Their efforts to secure even the most modest level of disclosure failed because they were outvoted by 442 MEPs who were keen to insure the public did not have insight into the workings of the EU gravy train. The report, based on an audit by the parliamentary committee on budgetary control, discussed a catalogue of abuses, but mentioned no MEP by name.
Despite this anonymity, it was kept under lock and key and could only be seen by MEPs who signed a confidentiality agreement. However details did leak, prompting pressure for some action.
That action was an EU parliamentary vote in which the very parliamentarians implicated by the report got to decide whether the report should be made public.
Not surprisingly, the overwhelming majority voted no.
Think Travelgate, magnified a thousandfold, and then consider how lucky we are in South Africa to have had the opportunity for so much talk on the subject. Not so for the hapless citizens of Europe, the vast majority of whom still have no inkling about the gravy train they are funding.
Or indeed, if not to the free-thinking MEPs who voted in a bid to promote open and accountable government, perhaps Poeterring could have awarded the prize to the motley crew of Irish campaigners who had been corralled behind barbed wire a week earlier in Brussels.
These brave and tireless campaigners were in Brussels to protest against demands that Ireland vote on the new EU constitution (aka the Lisbon Treaty) again … and again … and again presumably, until it gets the answer right, which, as far as the EU elite is concerned, is yes.

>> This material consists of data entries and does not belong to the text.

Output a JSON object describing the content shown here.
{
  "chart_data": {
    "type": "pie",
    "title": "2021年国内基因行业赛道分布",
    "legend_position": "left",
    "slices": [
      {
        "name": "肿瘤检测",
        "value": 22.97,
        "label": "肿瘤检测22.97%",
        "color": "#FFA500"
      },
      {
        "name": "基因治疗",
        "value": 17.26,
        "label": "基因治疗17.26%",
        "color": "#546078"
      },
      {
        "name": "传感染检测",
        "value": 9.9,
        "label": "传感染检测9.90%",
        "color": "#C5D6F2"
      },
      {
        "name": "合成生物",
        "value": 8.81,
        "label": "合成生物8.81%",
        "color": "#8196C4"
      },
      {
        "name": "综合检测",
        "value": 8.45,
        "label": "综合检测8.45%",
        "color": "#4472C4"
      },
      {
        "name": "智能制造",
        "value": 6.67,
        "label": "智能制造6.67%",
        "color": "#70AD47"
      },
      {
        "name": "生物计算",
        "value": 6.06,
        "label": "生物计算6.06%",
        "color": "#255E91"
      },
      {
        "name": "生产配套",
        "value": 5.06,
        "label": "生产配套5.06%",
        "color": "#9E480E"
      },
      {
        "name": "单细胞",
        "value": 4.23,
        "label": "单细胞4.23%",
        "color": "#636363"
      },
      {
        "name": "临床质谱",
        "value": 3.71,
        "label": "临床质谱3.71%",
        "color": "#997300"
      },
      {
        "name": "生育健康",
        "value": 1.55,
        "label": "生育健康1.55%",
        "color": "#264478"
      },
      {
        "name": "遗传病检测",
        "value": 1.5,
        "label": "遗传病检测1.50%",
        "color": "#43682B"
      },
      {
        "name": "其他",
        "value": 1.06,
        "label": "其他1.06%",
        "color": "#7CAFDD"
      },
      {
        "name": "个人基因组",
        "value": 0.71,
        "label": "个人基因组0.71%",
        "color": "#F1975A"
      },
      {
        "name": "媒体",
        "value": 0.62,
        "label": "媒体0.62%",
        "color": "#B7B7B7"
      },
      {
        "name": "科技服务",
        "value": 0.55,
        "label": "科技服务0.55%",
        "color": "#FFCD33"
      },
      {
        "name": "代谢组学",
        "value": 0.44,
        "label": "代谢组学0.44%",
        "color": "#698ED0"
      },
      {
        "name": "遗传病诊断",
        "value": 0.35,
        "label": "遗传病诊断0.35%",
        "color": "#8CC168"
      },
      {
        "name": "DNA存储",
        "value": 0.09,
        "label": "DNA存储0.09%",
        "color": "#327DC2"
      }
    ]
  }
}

The Irish protesters, who had to get permission in advance to protest, were outnumbered by police who made sure they were unable to bother the bureaucrats and politicians who are increasingly unwilling to brook any interference from the citizens of Europe.
The reality is that while China is making steady but slow progress towards a more open and democratic society, the EU is moving slowly but steadily in the opposite direction.
Perhaps China could devise something like the Mao Zedong prize for promoting opacity in a large centralised government and award it to the EU parliament?